2.4 Loading data into R

Naturally, we cannot do any statistical analyses without reading in data. R can flexibly read in a number of data formats.

2.4.1 Setting up R projects

Before we continue, it’s worth taking a moment here to pick up on the project workflow we mentioned on the previous page. By default, R will operate out of your Documents folder on both Windows and macOS. If you make an R project, you can essentially create an instance of R that starts from the folder you place your R project in. This can be really useful for keeping all of your files related to one project in one place!

There are several guides online on how to initialise R projects, so we will not try to reinvent the wheel here. However, the basic idea is something like this:L

  1. Create a new R project.
  2. While creating the new project, either create a new folder for it or assign it to the existing folder. This will create an .rproj file in that folder.
  3. When working on a project, open the .rproj file. This will open RStudio in that project, which you can think of as an instance of R Studio.
  4. Work away!

An example basic project structure might look like this:

|-Documents
|---RPMP (this is the folder for the project)
|-----RPMP.rproj

The .rproj file will sit within the folder you specify, meaning that all your files and filepaths will be indexed relative to that folder. For here, this means that you will now start from the RPMP folder, and not Documents.

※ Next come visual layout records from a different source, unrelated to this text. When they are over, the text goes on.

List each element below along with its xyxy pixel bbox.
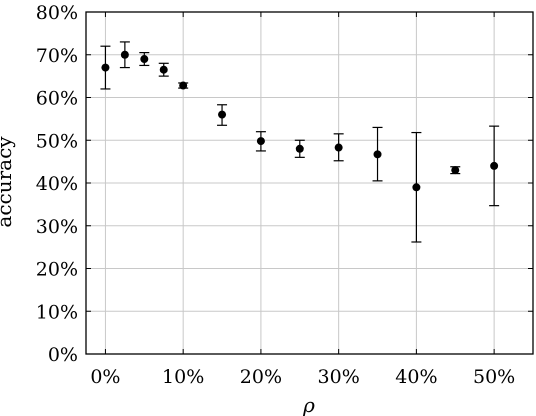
data-point-group [333, 133, 344, 162]
y-tick-label: 80% [36, 2, 78, 24]
data-point-group [158, 62, 169, 77]
x-axis-title: ρ [302, 393, 315, 416]
data-point-group [372, 126, 383, 182]
data-point [451, 166, 460, 175]
data-point [373, 150, 382, 159]
grid-lines [86, 11, 533, 355]
y-tick-label: 60% [36, 88, 78, 110]
data-point [159, 65, 168, 74]
data-point-group [139, 52, 150, 67]
data-point [179, 81, 188, 90]
data-point [120, 50, 129, 59]
data-points [100, 41, 500, 243]
data-point [256, 137, 265, 146]
data-point [218, 110, 227, 119]
data-point-group [119, 41, 130, 69]
data-point-group [294, 139, 305, 158]
x-axis: 0% 10% 20% 30% 40% 50% [90, 12, 515, 388]
y-tick-label: 40% [36, 173, 78, 195]
data-point-group [100, 45, 111, 90]
data-point-group [178, 81, 189, 90]
y-tick-label: 50% [36, 130, 78, 152]
x-tick-label: 20% [240, 366, 282, 388]
y-axis-title: accuracy [0, 136, 16, 228]
data-point [334, 143, 343, 152]
y-tick-label: 20% [36, 259, 78, 281]
y-tick-label: 70% [36, 45, 78, 67]
y-tick-label: 30% [36, 216, 78, 238]
x-tick-label: 30% [318, 366, 360, 388]
x-tick-label: 40% [395, 366, 437, 388]
data-point-group [255, 131, 266, 152]
x-tick-label: 50% [473, 366, 515, 388]
data-point-group [489, 125, 500, 207]
data-point-group [450, 166, 461, 175]
y-axis: 0% 10% 20% 30% 40% 50% 60% 70% 80% [36, 2, 533, 366]
y-tick-label: 0% [48, 344, 78, 366]
data-point [140, 55, 149, 64]
data-point-group [217, 104, 228, 126]
data-point-group [411, 131, 422, 243]
x-tick-label: 0% [90, 366, 120, 388]
y-tick-label: 10% [36, 301, 78, 323]
data-point [295, 144, 304, 153]
x-tick-label: 10% [162, 366, 204, 388]
data-point [412, 183, 421, 192]
data-point [101, 63, 110, 72]
data-point [490, 161, 499, 170]
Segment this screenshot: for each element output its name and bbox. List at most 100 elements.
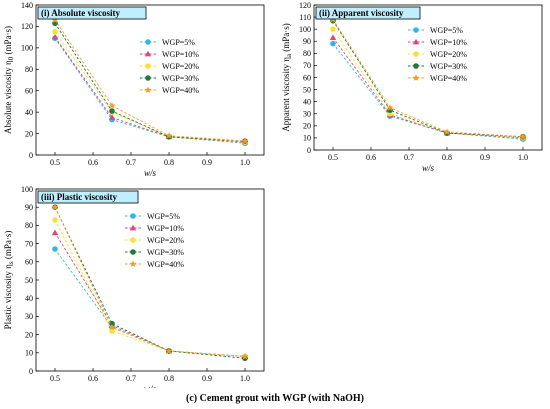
x-tick-label: 0.5: [50, 158, 60, 167]
y-tick-label: 70: [25, 239, 33, 248]
chart-svg: 0 10 20 30 40 50 60 70 80 90 100 110 120 0.5 0.6 0.7 0.8…: [281, 1, 543, 173]
x-tick-label: 0.6: [88, 158, 98, 167]
data-point: [108, 323, 116, 331]
panel-tag-text: (ii) Apparent viscosity: [319, 8, 404, 18]
panel-tag: (i) Absolute viscosity: [37, 6, 147, 20]
legend-label: WGP=20%: [162, 62, 199, 71]
data-point: [52, 28, 58, 35]
series-line: [332, 43, 524, 140]
figure-caption: (c) Cement grout with WGP (with NaOH): [186, 393, 364, 404]
series-line: [332, 28, 524, 139]
x-tick-label: 0.5: [328, 153, 338, 162]
series-line: [332, 19, 524, 138]
legend-label: WGP=10%: [430, 38, 467, 47]
y-tick-label: 40: [25, 108, 33, 117]
x-tick-label: 0.8: [164, 374, 174, 383]
data-point: [51, 203, 59, 211]
x-tick-label: 0.5: [50, 374, 60, 383]
panel-tag-text: (iii) Plastic viscosity: [41, 192, 117, 202]
legend-marker: [145, 63, 151, 69]
legend-label: WGP=30%: [147, 248, 184, 257]
legend-marker: [144, 50, 152, 57]
data-point: [108, 114, 116, 120]
panel-tag-box: [37, 6, 147, 20]
series-line: [54, 31, 246, 143]
series-line: [54, 207, 246, 359]
data-point: [330, 26, 336, 32]
y-tick-label: 80: [303, 49, 311, 58]
x-tick-label: 0.8: [442, 153, 452, 162]
data-point: [109, 320, 115, 327]
series-line: [332, 37, 524, 139]
y-tick-label: 40: [25, 294, 33, 303]
y-tick-label: 120: [21, 22, 33, 31]
y-tick-label: 100: [299, 25, 311, 34]
panel-tag: (iii) Plastic viscosity: [37, 190, 139, 204]
legend-marker: [129, 260, 137, 267]
y-tick-label: 60: [303, 73, 311, 82]
y-tick-label: 50: [303, 85, 311, 94]
y-tick-label: 140: [21, 1, 33, 10]
y-tick-label: 20: [25, 129, 33, 138]
legend-label: WGP=5%: [430, 26, 463, 35]
data-point: [241, 352, 249, 360]
y-tick-label: 80: [25, 65, 33, 74]
data-point: [51, 33, 59, 40]
data-point: [52, 246, 58, 252]
chart-plastic-viscosity: 0 10 20 30 40 50 60 70 80 90 100 0.5 0.6 0.7 0.8 0.9 1.0…: [0, 183, 275, 394]
x-tick-label: 1.0: [240, 374, 250, 383]
x-tick-label: 0.6: [88, 374, 98, 383]
x-tick-label: 0.7: [126, 158, 136, 167]
legend-marker: [413, 27, 419, 33]
x-tick-label: 0.6: [366, 153, 376, 162]
x-tick-label: 0.9: [480, 153, 490, 162]
legend-marker: [413, 51, 419, 57]
y-tick-label: 50: [25, 276, 33, 285]
legend: WGP=5% WGP=10% WGP=20% WGP=30% WGP=40%: [140, 38, 199, 95]
data-point: [443, 128, 451, 135]
x-tick-label: 0.7: [126, 374, 136, 383]
legend-marker: [130, 213, 136, 219]
legend-label: WGP=30%: [430, 62, 467, 71]
legend-label: WGP=5%: [147, 212, 180, 221]
data-point: [52, 217, 58, 223]
data-point: [241, 137, 249, 144]
y-tick-label: 0: [307, 146, 311, 155]
legend-marker: [412, 38, 420, 45]
y-tick-label: 0: [29, 151, 33, 160]
y-tick-label: 30: [303, 110, 311, 119]
legend-marker: [145, 39, 151, 45]
y-tick-label: 20: [303, 122, 311, 131]
data-point: [386, 104, 394, 111]
legend-label: WGP=20%: [430, 50, 467, 59]
data-point: [108, 102, 116, 109]
y-tick-label: 40: [303, 97, 311, 106]
data-point: [329, 34, 337, 41]
legend-marker: [130, 237, 136, 243]
chart-apparent-viscosity: 0 10 20 30 40 50 60 70 80 90 100 110 120 0.5 0.6 0.7 0.8…: [280, 0, 550, 180]
chart-svg: 0 20 40 60 80 100 120 140 0.5 0.6 0.7 0.8 0.9 1.0 w/s A…: [3, 1, 265, 178]
y-tick-label: 60: [25, 258, 33, 267]
y-tick-label: 20: [25, 330, 33, 339]
y-tick-label: 80: [25, 221, 33, 230]
legend-label: WGP=40%: [147, 260, 184, 269]
y-tick-label: 100: [21, 185, 33, 194]
x-tick-label: 0.8: [164, 158, 174, 167]
y-axis-label: Plastic viscosity ηs (mPa·s): [3, 231, 15, 330]
chart-svg: 0 10 20 30 40 50 60 70 80 90 100 0.5 0.6 0.7 0.8 0.9 1.0…: [3, 185, 265, 394]
y-tick-label: 10: [25, 349, 33, 358]
panel-tag-box: [37, 190, 139, 204]
data-point: [165, 132, 173, 139]
x-tick-label: 1.0: [518, 153, 528, 162]
y-tick-label: 100: [21, 44, 33, 53]
legend-label: WGP=10%: [147, 224, 184, 233]
y-axis-label: Absolute viscosity η0 (mPa·s): [3, 26, 15, 134]
series-line: [54, 232, 246, 357]
series-line: [332, 20, 524, 138]
legend-marker: [145, 75, 151, 81]
panel-tag-text: (i) Absolute viscosity: [41, 8, 121, 18]
y-tick-label: 90: [25, 203, 33, 212]
y-tick-label: 90: [303, 37, 311, 46]
y-tick-label: 110: [299, 13, 311, 22]
chart-absolute-viscosity: 0 20 40 60 80 100 120 140 0.5 0.6 0.7 0.8 0.9 1.0 w/s A…: [0, 0, 275, 180]
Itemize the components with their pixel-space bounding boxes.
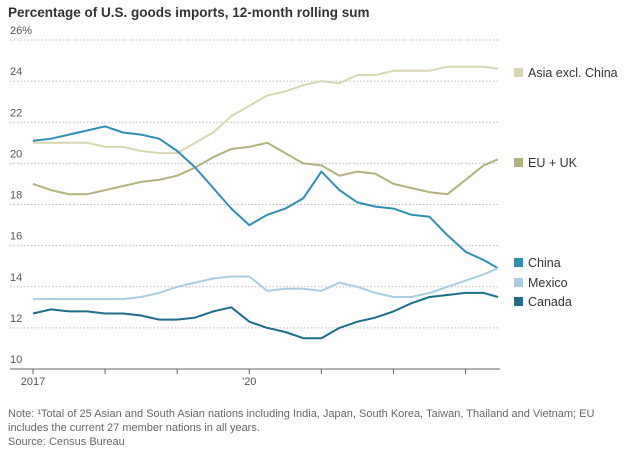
series-line — [33, 65, 499, 155]
y-tick-label: 12 — [10, 313, 22, 325]
series-line — [32, 291, 499, 340]
footnotes: Note: ¹Total of 25 Asian and South Asian… — [8, 407, 608, 449]
legend-swatch — [514, 278, 523, 287]
y-tick-label: 22 — [10, 107, 22, 119]
y-tick-label: 14 — [10, 272, 22, 284]
y-tick-label: 20 — [10, 148, 22, 160]
legend-label: Asia excl. China — [528, 66, 618, 80]
y-tick-label: 26% — [10, 25, 32, 37]
legend-label: EU + UK — [528, 156, 578, 170]
y-tick-label: 10 — [10, 354, 22, 366]
note: Note: ¹Total of 25 Asian and South Asian… — [8, 408, 595, 434]
chart: Percentage of U.S. goods imports, 12-mon… — [8, 5, 618, 388]
legend-swatch — [514, 297, 523, 306]
series-line — [33, 267, 499, 301]
x-tick-label: '20 — [242, 376, 256, 388]
x-tick-label: 2017 — [21, 376, 45, 388]
y-tick-label: 18 — [10, 190, 22, 202]
legend-swatch — [514, 68, 523, 77]
source: Source: Census Bureau — [8, 436, 125, 448]
series-line — [32, 141, 499, 196]
y-tick-label: 16 — [10, 231, 22, 243]
series-line — [32, 125, 499, 270]
legend-label: Canada — [528, 295, 572, 309]
legend-swatch — [514, 258, 523, 267]
y-tick-label: 24 — [10, 66, 22, 78]
legend-swatch — [514, 158, 523, 167]
chart-title: Percentage of U.S. goods imports, 12-mon… — [8, 5, 370, 20]
legend-label: China — [528, 256, 561, 270]
legend-label: Mexico — [528, 276, 568, 290]
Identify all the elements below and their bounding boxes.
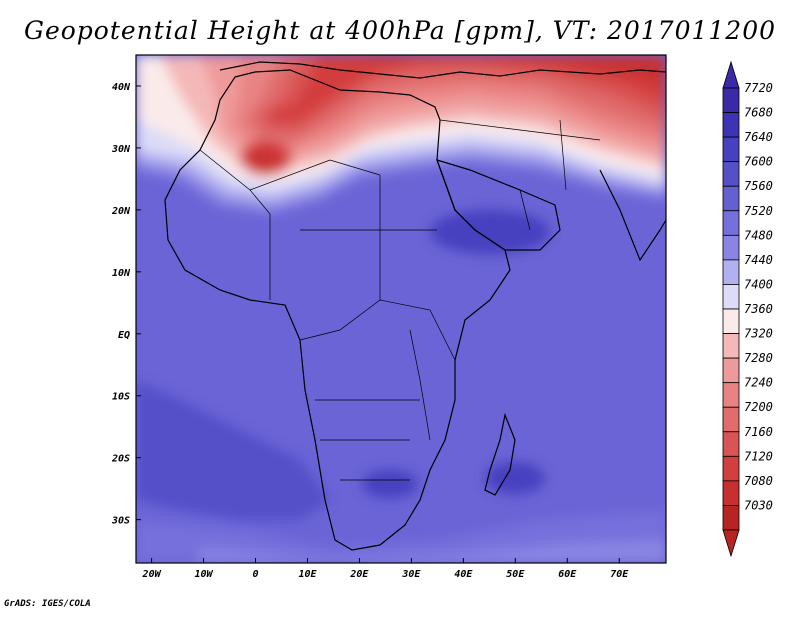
longitude-axis: 20W 10W 0 10E 20E 30E 40E 50E 60E 70E: [142, 558, 629, 580]
high-namibia: [362, 470, 418, 498]
high-arabia: [430, 210, 550, 254]
lat-tick-label: 30N: [111, 144, 131, 155]
high-madagascar: [485, 462, 545, 494]
colorbar-swatch: [722, 136, 740, 163]
colorbar-label: 7640: [744, 130, 773, 144]
lat-tick-label: 10N: [112, 268, 131, 279]
colorbar-swatch: [722, 234, 740, 261]
colorbar-swatch: [722, 406, 740, 433]
lon-tick-label: 50E: [506, 569, 525, 580]
madagascar-outline: [484, 412, 516, 496]
colorbar-label: 7560: [744, 179, 773, 193]
colorbar-swatch: [722, 284, 740, 310]
colorbar-label: 7720: [744, 81, 773, 95]
lon-tick-label: 30E: [401, 569, 421, 580]
lon-tick-label: 10E: [298, 569, 317, 580]
colorbar-label: 7280: [744, 351, 773, 365]
colorbar-swatch: [722, 455, 740, 482]
lat-tick-label: 20N: [111, 206, 131, 217]
plot-frame: [135, 54, 667, 564]
colorbar-top-arrow: [722, 60, 740, 89]
latitude-axis: 40N 30N 20N 10N EQ 10S 20S 30S: [111, 82, 141, 527]
lat-tick-label: 40N: [112, 82, 131, 93]
band-7080: [340, 55, 666, 86]
lon-tick-label: 0: [252, 569, 258, 580]
africa-outline: [164, 69, 511, 551]
india-coast: [599, 169, 666, 262]
arabia-outline: [436, 159, 561, 251]
colorbar-swatch: [722, 333, 740, 359]
colorbar-swatch: [722, 210, 740, 236]
colorbar-swatch: [722, 382, 740, 408]
colorbar: 7720 7680 7640 7600 7560 7520 7480 7440 7400 7360…: [722, 60, 773, 558]
paler-south: [200, 540, 666, 563]
colorbar-swatch: [722, 431, 740, 457]
lon-tick-label: 20E: [349, 569, 369, 580]
colorbar-label: 7360: [744, 302, 773, 316]
colorbar-label: 7480: [744, 228, 773, 242]
colorbar-label: 7030: [744, 498, 773, 512]
colorbar-swatch: [722, 112, 740, 138]
colorbar-label: 7200: [744, 400, 773, 414]
colorbar-swatch: [722, 161, 740, 187]
colorbar-swatch: [722, 87, 740, 113]
colorbar-swatch: [722, 357, 740, 384]
colorbar-swatch: [722, 185, 740, 212]
colorbar-swatch: [722, 480, 740, 506]
colorbar-label: 7520: [744, 204, 773, 218]
colorbar-label: 7080: [744, 474, 773, 488]
colorbar-swatch: [722, 308, 740, 334]
lat-tick-label: 20S: [111, 454, 130, 465]
colorbar-label: 7440: [744, 253, 773, 267]
lon-tick-label: 60E: [558, 569, 577, 580]
colorbar-label: 7400: [744, 277, 773, 291]
coastlines: [164, 61, 666, 551]
credit-text: GrADS: IGES/COLA: [4, 599, 91, 609]
height-field: [136, 55, 666, 563]
lon-tick-label: 40E: [454, 569, 473, 580]
lat-tick-label: 10S: [112, 392, 130, 403]
low-sahara-core: [250, 149, 278, 167]
lat-tick-label: EQ: [118, 330, 130, 341]
colorbar-label: 7240: [744, 376, 773, 390]
colorbar-label: 7320: [744, 327, 773, 341]
europe-coast: [219, 61, 666, 79]
map-title: Geopotential Height at 400hPa [gpm], VT:…: [23, 16, 777, 45]
colorbar-label: 7120: [744, 449, 773, 463]
colorbar-label: 7600: [744, 155, 773, 169]
colorbar-swatch: [722, 259, 740, 285]
country-borders: [199, 119, 601, 481]
colorbar-label: 7680: [744, 106, 773, 120]
lon-tick-label: 70E: [610, 569, 629, 580]
colorbar-swatch: [722, 505, 740, 531]
colorbar-label: 7160: [744, 425, 773, 439]
lon-tick-label: 10W: [195, 569, 214, 580]
colorbar-bottom-arrow: [722, 529, 740, 558]
lon-tick-label: 20W: [142, 569, 162, 580]
lat-tick-label: 30S: [111, 516, 130, 527]
light-south-atlantic: [136, 380, 330, 520]
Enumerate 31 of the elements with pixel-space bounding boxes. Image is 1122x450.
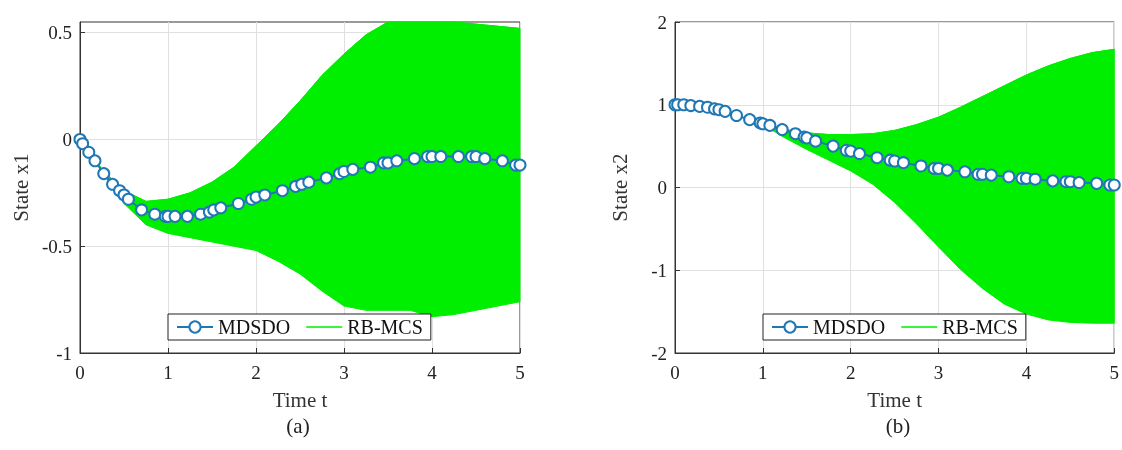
y-axis-title: State x2	[607, 153, 632, 222]
x-tick-label: 4	[427, 362, 438, 383]
x-tick-label: 5	[1109, 362, 1119, 383]
y-tick-label: -1	[651, 259, 667, 281]
x-tick-label: 1	[758, 362, 768, 383]
y-tick-label: 0.5	[48, 22, 72, 44]
x-tick-label: 0	[670, 362, 680, 383]
text: (a)	[285, 414, 311, 439]
x-axis-title: Time t	[272, 387, 328, 412]
x-axis-title: Time t	[867, 387, 923, 412]
legend-label: RB-MCS	[347, 316, 423, 338]
y-tick-label: 0	[62, 128, 72, 150]
x-tick-label: 2	[251, 362, 261, 383]
x-tick-label: 4	[1021, 362, 1032, 383]
legend-label: RB-MCS	[942, 316, 1018, 338]
text: (b)	[884, 414, 912, 439]
y-axis-title: State x1	[8, 153, 33, 222]
x-tick-label: 0	[75, 362, 85, 383]
x-tick-label: 3	[933, 362, 944, 383]
x-tick-label: 3	[339, 362, 349, 383]
y-tick-label: -0.5	[41, 235, 72, 257]
x-tick-label: 5	[515, 362, 525, 383]
y-tick-label: 1	[657, 94, 667, 116]
y-tick-label: -2	[651, 342, 667, 364]
y-tick-label: -1	[56, 342, 72, 364]
legend-label: MDSDO	[813, 316, 886, 338]
x-tick-label: 1	[163, 362, 173, 383]
legend-label: MDSDO	[218, 316, 291, 338]
x-tick-label: 2	[845, 362, 856, 383]
y-tick-label: 0	[657, 177, 667, 198]
y-tick-label: 2	[657, 11, 667, 33]
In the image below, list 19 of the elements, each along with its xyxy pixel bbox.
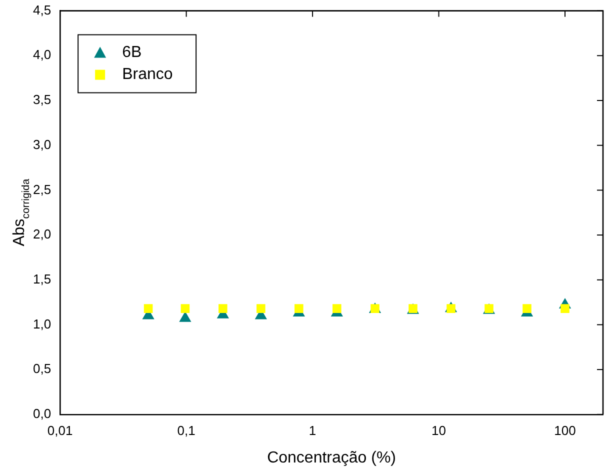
x-tick-label: 0,1 bbox=[177, 422, 196, 438]
legend-label: 6B bbox=[122, 44, 142, 62]
y-tick-label: 1,5 bbox=[32, 271, 52, 286]
x-axis-title: Concentração (%) bbox=[267, 449, 396, 466]
y-tick-label: 1,0 bbox=[32, 316, 52, 332]
y-tick-label: 0,5 bbox=[32, 361, 52, 376]
legend-label: Branco bbox=[122, 66, 173, 84]
y-tick-label: 0,0 bbox=[32, 406, 52, 421]
y-tick-label: 3,0 bbox=[32, 136, 52, 152]
y-tick-label: 4,0 bbox=[32, 47, 52, 62]
x-tick-label: 0,01 bbox=[47, 422, 73, 438]
x-tick-label: 1 bbox=[308, 422, 316, 438]
x-tick-label: 100 bbox=[554, 422, 576, 438]
x-tick-label: 10 bbox=[432, 422, 446, 438]
y-axis-title: Abscorrigida bbox=[11, 178, 32, 246]
y-tick-label: 3,5 bbox=[32, 92, 52, 108]
y-tick-label: 2,5 bbox=[32, 182, 52, 197]
y-tick-label: 4,5 bbox=[32, 2, 52, 18]
y-tick-label: 2,0 bbox=[32, 226, 52, 242]
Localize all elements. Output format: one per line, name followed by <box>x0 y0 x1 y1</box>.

As we will touch on below, this is really useful for easily finding files!

At a basic level, we recommend a simple file structure like this:

|-Documents
|---RPMP (this is the folder for the project)
|-----RPMP.rproj
|-----code
|-----data
|-----output

The code folder in your project is your place for storing code, the data folder is for storing data and output is useful for saving any outputs you generate.

2.4.2 csv files

By and large, the most common file format for R is the .csv file format. .csv stands for comma separated values, and is basically a file format that stores your data in text form, separated by commas. The commas indicate where your data’s columns are, and thus

The basic structure of a .csv file is identical to that of a regular dataframe in R. The first column should typically indicate the column name/heading, and each row should contain values.

.csvs can be easily created using Excel. If you have a dataset in Excel format, you can export an Excel spreadsheet as a .csv file by going File -> Export. However, as .csv files are stored as plain text, they will not retain any special formatting that you might be accustomed to in an Excel spreadsheet. They will only store data in plain text.

To read a .csv file in R, the read_csv() function from tidyverse or read.csv() from base R will work equally as well. Both functions require you to specify where your .csv file can be found.

dataset <- read_csv("Insert your file path here.csv")

2.4.3 Text files

R can also read in plain text files in .txt format. This is very similar to the .csv format, in that your text file will typically have column headers in the first row, each row with one participant/observation’s values, and each column separated by spaces.

tidyverse provides a function called read_tsv() to read in these files.

dataset <- read_tsv("Insert your file path here.txt")

If, however, you are working with a file that has a different type of character between each column - for example, a slash (/) - then you can use the function read_delim(), which is a more generic form of the two above. With this function, you must specify the delimiter - i.e. what separates the columns in the files. This can be done using the delim = argument.

dataset <- read_delim("Insert your file path here.txt", delim = "/")

2.4.4 SPSS files

SPSS is still a popular program of choice in psychological sciences, and so a lot of the datasets you may come across may be in SPSS format. SPSS data files are in .sav format.

Base R cannot natively read these files. However, the haven package provides a function called read_spss() that will read these files in for you.

library(haven)
dataset <- read_spss("Insert your file path here.sav")

2.4.5 Using here to read data

On the previous page, we talked about the here package, and how it enables easy pathing. here becomes really useful for reading in data, and it becomes even easier if you have an R project set up.

If you have a project structure like the example below:

|-RPMP
|---code
|-----rpmp_week1.Rmd
|---data
|-----w1_dataset.csv
|---output
|---RPMP.rproj

Then you can use here() in conjunction with any of the data-reading functions above. As the data-reading functions primarily only need a filepath, you can use here() to create that filepath and point to the right place.

Here is an example:

dataset <- read_csv(here("data", "w1_dataset.csv"))

The here() call tells R to look in the data folder, and then look for w1_dataset.csv. Remember, in an R project, every file is indexed relative to the project folder. This means that we don’t need to faff around with finding out where our RPMP folder is on our computer, because essentially that’s where we start! The filepath to this file will then be used as the argument for read_csv().

Even if you are not using a project structure (although we highly recommend you do), you can still use here() - so long as the file can be located relative to your current working directory, which can be obtained using setwd(). However, it’s usually worth saving yourself the hassle and creating a new R project for substantive bits of work, and saving files as folders within that project’s folder.